Update: From Twining v. State of New Jersey, 211 U.S. 78, 99-102 (1908) (citations omitted):
it is possible that some of the personal rights safeguarded by the first eight Amendments against national action may also be safeguarded against state action, because a denial of them would be a denial of due process of law. If this is so, it is not because those rights are enumerated in the first eight Amendment, but because they are of such a nature that they are included in the conception of due process of law. Few phrases of the law are so elusive of exact apprehension as this. Doubtless the difficulties of ascertaining its connotation have been increased in American jurisprudence, where it has been embodied in constitutions and put to new uses as a limit on legislative power. This court has always declined to give a comprehensive definition of it, and has preferred that its full meaning should be gradually ascertained by the process of inclusion and exclusion in the course of the decisions of cases as they arise. There are certain general principles, well settled, however, which narrow the field of discussion, and may serve as helps to correct conclusions. These principles grow out of the proposition universally accepted by American courts on the authority of Coke, that the words ‘due process of law’ are equivalent in meaning to the words ‘law of the land,’ contained in that chapter of Magna Charta which provides that ‘no freeman shall be taken, or imprisoned, or disseised, or outlawed, or exiled, or any wise destroyed; nor shall we go upon him, nor send upon him, but by the lawful judgment of his peers or by the law of the land.’ From the consideration of the meaning of the words in the light of their historical origin this court has drawn the following conclusions:
First. What is due process of law may be ascertained by an examination of those settled usages and modes of proceedings existing in the common and statute law of England before the emigration of our ancestors, and shown not to have been unsuited to their civil and political condition by having been acted on by them after the settlement of this country. This test was adopted by the court, speaking through Mr. Justice Curtis. Of course, the part of the Constitution then before the court was the 5th Amendment. If any different meaning of the same words, as they are used in the 14th Amendment, can be conceived, none has yet appeared in judicial decision. ‘A process of law,’ said Mr. Justice Matthews, commenting on this statement of Mr. Justice Curtis, ‘which is not otherwise forbidden, must be taken to be due process of law, if it can show the sanction of settled usage both in England and in this country.’ Hurtado v. California….

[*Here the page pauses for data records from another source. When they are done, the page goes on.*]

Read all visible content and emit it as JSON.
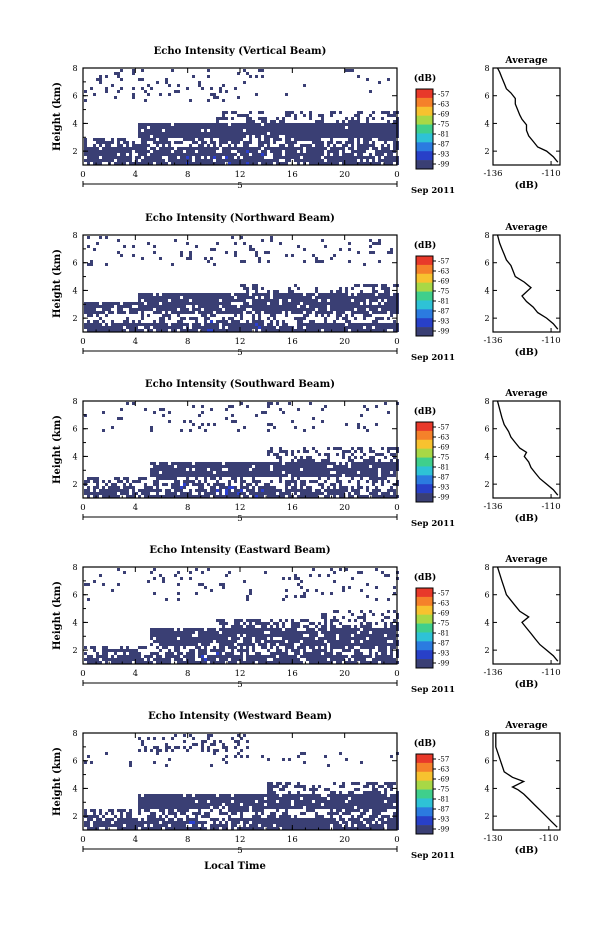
{
  "chart_data": [
    {
      "type": "heatmap",
      "title": "Echo Intensity (Vertical Beam)",
      "ylabel": "Height (km)",
      "xticks": [
        "0",
        "4",
        "8",
        "12",
        "16",
        "20",
        "0"
      ],
      "yticks": [
        "2",
        "4",
        "6",
        "8"
      ],
      "xlim": [
        0,
        24
      ],
      "ylim": [
        1,
        8
      ],
      "day_label": "5",
      "date_label": "Sep 2011",
      "colorbar": {
        "unit": "(dB)",
        "labels": [
          "-57",
          "-63",
          "-69",
          "-75",
          "-81",
          "-87",
          "-93",
          "-99"
        ]
      },
      "layers": [
        {
          "x0": 0,
          "x1": 24,
          "y0": 1.1,
          "y1": 2.3,
          "fill": 0.82
        },
        {
          "x0": 0,
          "x1": 24,
          "y0": 2.3,
          "y1": 3.0,
          "fill": 0.6
        },
        {
          "x0": 4,
          "x1": 24,
          "y0": 3.0,
          "y1": 4.2,
          "fill": 0.93
        },
        {
          "x0": 10,
          "x1": 24,
          "y0": 4.2,
          "y1": 4.9,
          "fill": 0.35
        },
        {
          "x0": 0,
          "x1": 12,
          "y0": 5.6,
          "y1": 8.0,
          "fill": 0.1
        },
        {
          "x0": 12,
          "x1": 24,
          "y0": 6.0,
          "y1": 8.0,
          "fill": 0.04
        }
      ],
      "profile": {
        "title": "Average",
        "xlabel": "(dB)",
        "xticks": [
          "-136",
          "-110"
        ],
        "yticks": [
          "2",
          "4",
          "6",
          "8"
        ],
        "xlim": [
          -136,
          -106
        ],
        "ylim": [
          1,
          8
        ],
        "x": [
          -107,
          -109,
          -112,
          -116,
          -118,
          -120,
          -121,
          -121,
          -123,
          -124,
          -125,
          -126,
          -126,
          -128,
          -130,
          -131,
          -132,
          -133,
          -134
        ],
        "y": [
          1.2,
          1.6,
          2.0,
          2.3,
          2.7,
          3.1,
          3.5,
          3.9,
          4.3,
          4.6,
          5.0,
          5.4,
          5.8,
          6.2,
          6.5,
          6.9,
          7.3,
          7.7,
          8.0
        ]
      }
    },
    {
      "type": "heatmap",
      "title": "Echo Intensity (Northward Beam)",
      "ylabel": "Height (km)",
      "xticks": [
        "0",
        "4",
        "8",
        "12",
        "16",
        "20",
        "0"
      ],
      "yticks": [
        "2",
        "4",
        "6",
        "8"
      ],
      "xlim": [
        0,
        24
      ],
      "ylim": [
        1,
        8
      ],
      "day_label": "5",
      "date_label": "Sep 2011",
      "colorbar": {
        "unit": "(dB)",
        "labels": [
          "-57",
          "-63",
          "-69",
          "-75",
          "-81",
          "-87",
          "-93",
          "-99"
        ]
      },
      "layers": [
        {
          "x0": 0,
          "x1": 24,
          "y0": 1.1,
          "y1": 1.8,
          "fill": 0.85
        },
        {
          "x0": 0,
          "x1": 24,
          "y0": 1.8,
          "y1": 2.5,
          "fill": 0.3
        },
        {
          "x0": 0,
          "x1": 24,
          "y0": 2.5,
          "y1": 3.2,
          "fill": 0.85
        },
        {
          "x0": 4,
          "x1": 24,
          "y0": 3.2,
          "y1": 4.0,
          "fill": 0.88
        },
        {
          "x0": 12,
          "x1": 24,
          "y0": 4.0,
          "y1": 4.6,
          "fill": 0.3
        },
        {
          "x0": 0,
          "x1": 24,
          "y0": 5.8,
          "y1": 8.0,
          "fill": 0.1
        }
      ],
      "profile": {
        "title": "Average",
        "xlabel": "(dB)",
        "xticks": [
          "-136",
          "-110"
        ],
        "yticks": [
          "2",
          "4",
          "6",
          "8"
        ],
        "xlim": [
          -136,
          -106
        ],
        "ylim": [
          1,
          8
        ],
        "x": [
          -107,
          -109,
          -112,
          -116,
          -118,
          -121,
          -123,
          -119,
          -122,
          -126,
          -127,
          -128,
          -130,
          -131,
          -132,
          -133,
          -134
        ],
        "y": [
          1.2,
          1.6,
          2.0,
          2.4,
          2.8,
          3.2,
          3.6,
          4.2,
          4.6,
          5.0,
          5.4,
          5.8,
          6.2,
          6.6,
          7.0,
          7.4,
          8.0
        ]
      }
    },
    {
      "type": "heatmap",
      "title": "Echo Intensity (Southward Beam)",
      "ylabel": "Height (km)",
      "xticks": [
        "0",
        "4",
        "8",
        "12",
        "16",
        "20",
        "0"
      ],
      "yticks": [
        "2",
        "4",
        "6",
        "8"
      ],
      "xlim": [
        0,
        24
      ],
      "ylim": [
        1,
        8
      ],
      "day_label": "5",
      "date_label": "Sep 2011",
      "colorbar": {
        "unit": "(dB)",
        "labels": [
          "-57",
          "-63",
          "-69",
          "-75",
          "-81",
          "-87",
          "-93",
          "-99"
        ]
      },
      "layers": [
        {
          "x0": 0,
          "x1": 24,
          "y0": 1.1,
          "y1": 1.8,
          "fill": 0.8
        },
        {
          "x0": 0,
          "x1": 24,
          "y0": 1.8,
          "y1": 2.6,
          "fill": 0.5
        },
        {
          "x0": 5,
          "x1": 24,
          "y0": 2.6,
          "y1": 3.8,
          "fill": 0.9
        },
        {
          "x0": 14,
          "x1": 24,
          "y0": 3.8,
          "y1": 4.8,
          "fill": 0.4
        },
        {
          "x0": 0,
          "x1": 24,
          "y0": 5.8,
          "y1": 8.0,
          "fill": 0.08
        }
      ],
      "profile": {
        "title": "Average",
        "xlabel": "(dB)",
        "xticks": [
          "-136",
          "-110"
        ],
        "yticks": [
          "2",
          "4",
          "6",
          "8"
        ],
        "xlim": [
          -136,
          -106
        ],
        "ylim": [
          1,
          8
        ],
        "x": [
          -107,
          -109,
          -112,
          -115,
          -117,
          -119,
          -120,
          -122,
          -121,
          -124,
          -126,
          -128,
          -129,
          -131,
          -132,
          -133,
          -134
        ],
        "y": [
          1.2,
          1.6,
          2.0,
          2.4,
          2.8,
          3.2,
          3.6,
          4.0,
          4.3,
          4.6,
          5.0,
          5.4,
          5.8,
          6.3,
          6.8,
          7.4,
          8.0
        ]
      }
    },
    {
      "type": "heatmap",
      "title": "Echo Intensity (Eastward Beam)",
      "ylabel": "Height (km)",
      "xticks": [
        "0",
        "4",
        "8",
        "12",
        "16",
        "20",
        "0"
      ],
      "yticks": [
        "2",
        "4",
        "6",
        "8"
      ],
      "xlim": [
        0,
        24
      ],
      "ylim": [
        1,
        8
      ],
      "day_label": "5",
      "date_label": "Sep 2011",
      "colorbar": {
        "unit": "(dB)",
        "labels": [
          "-57",
          "-63",
          "-69",
          "-75",
          "-81",
          "-87",
          "-93",
          "-99"
        ]
      },
      "layers": [
        {
          "x0": 0,
          "x1": 24,
          "y0": 1.1,
          "y1": 1.8,
          "fill": 0.85
        },
        {
          "x0": 0,
          "x1": 24,
          "y0": 1.8,
          "y1": 2.5,
          "fill": 0.55
        },
        {
          "x0": 5,
          "x1": 24,
          "y0": 2.5,
          "y1": 3.6,
          "fill": 0.88
        },
        {
          "x0": 10,
          "x1": 24,
          "y0": 3.6,
          "y1": 4.4,
          "fill": 0.45
        },
        {
          "x0": 18,
          "x1": 24,
          "y0": 4.4,
          "y1": 5.0,
          "fill": 0.35
        },
        {
          "x0": 0,
          "x1": 24,
          "y0": 5.6,
          "y1": 8.0,
          "fill": 0.1
        }
      ],
      "profile": {
        "title": "Average",
        "xlabel": "(dB)",
        "xticks": [
          "-136",
          "-110"
        ],
        "yticks": [
          "2",
          "4",
          "6",
          "8"
        ],
        "xlim": [
          -136,
          -106
        ],
        "ylim": [
          1,
          8
        ],
        "x": [
          -107,
          -109,
          -112,
          -115,
          -117,
          -119,
          -121,
          -123,
          -120,
          -124,
          -126,
          -128,
          -130,
          -131,
          -132,
          -133,
          -134
        ],
        "y": [
          1.2,
          1.6,
          2.0,
          2.4,
          2.8,
          3.2,
          3.6,
          4.0,
          4.4,
          4.8,
          5.2,
          5.6,
          6.0,
          6.5,
          7.0,
          7.5,
          8.0
        ]
      }
    },
    {
      "type": "heatmap",
      "title": "Echo Intensity (Westward Beam)",
      "ylabel": "Height (km)",
      "xlabel": "Local Time",
      "xticks": [
        "0",
        "4",
        "8",
        "12",
        "16",
        "20",
        "0"
      ],
      "yticks": [
        "2",
        "4",
        "6",
        "8"
      ],
      "xlim": [
        0,
        24
      ],
      "ylim": [
        1,
        8
      ],
      "day_label": "5",
      "date_label": "Sep 2011",
      "colorbar": {
        "unit": "(dB)",
        "labels": [
          "-57",
          "-63",
          "-69",
          "-75",
          "-81",
          "-87",
          "-93",
          "-99"
        ]
      },
      "layers": [
        {
          "x0": 0,
          "x1": 24,
          "y0": 1.1,
          "y1": 2.0,
          "fill": 0.85
        },
        {
          "x0": 0,
          "x1": 24,
          "y0": 2.0,
          "y1": 2.7,
          "fill": 0.5
        },
        {
          "x0": 4,
          "x1": 24,
          "y0": 2.7,
          "y1": 3.7,
          "fill": 0.9
        },
        {
          "x0": 14,
          "x1": 24,
          "y0": 3.7,
          "y1": 4.6,
          "fill": 0.45
        },
        {
          "x0": 4,
          "x1": 13,
          "y0": 6.8,
          "y1": 8.0,
          "fill": 0.3
        },
        {
          "x0": 0,
          "x1": 24,
          "y0": 5.6,
          "y1": 6.8,
          "fill": 0.06
        }
      ],
      "profile": {
        "title": "Average",
        "xlabel": "(dB)",
        "xticks": [
          "-130",
          "-110"
        ],
        "yticks": [
          "2",
          "4",
          "6",
          "8"
        ],
        "xlim": [
          -130,
          -106
        ],
        "ylim": [
          1,
          8
        ],
        "x": [
          -107,
          -109,
          -111,
          -113,
          -115,
          -117,
          -119,
          -121,
          -123,
          -119,
          -123,
          -126,
          -127,
          -128,
          -129,
          -129
        ],
        "y": [
          1.2,
          1.6,
          2.0,
          2.4,
          2.8,
          3.2,
          3.6,
          3.9,
          4.1,
          4.5,
          4.8,
          5.2,
          5.8,
          6.4,
          7.0,
          8.0
        ]
      }
    }
  ]
}
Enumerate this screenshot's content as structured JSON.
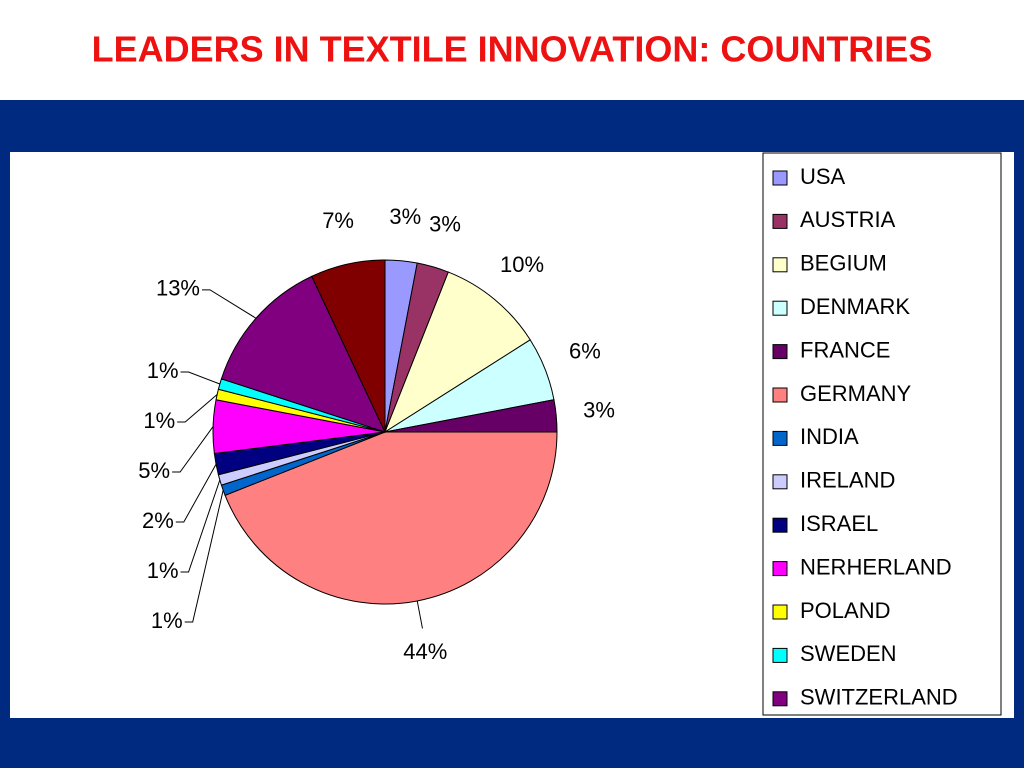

Second. It does not follow, however, that a procedure settled in English law at the time of the emigration, and brought to this country and practised by our ancestors, is an essential element of due process of law. If that were so, the procedure of the first half of the seventeenth century would be fastened upon the American jurisprudence like a straight jacket, only to be unloosed by constitutional amendment. That, said Mr. Justice Matthews…‘would be to deny every quality of the law but its age, and to render it incapable of progress or improvement.’
Third. But, consistently with the requirements of due process, no change in ancient procedure can be made which disregards those fundamental principles, to be ascertained from time to time by judicial action, which have relation to process of law, and protect the citizen in his private right, and guard him against the arbitrary action of government.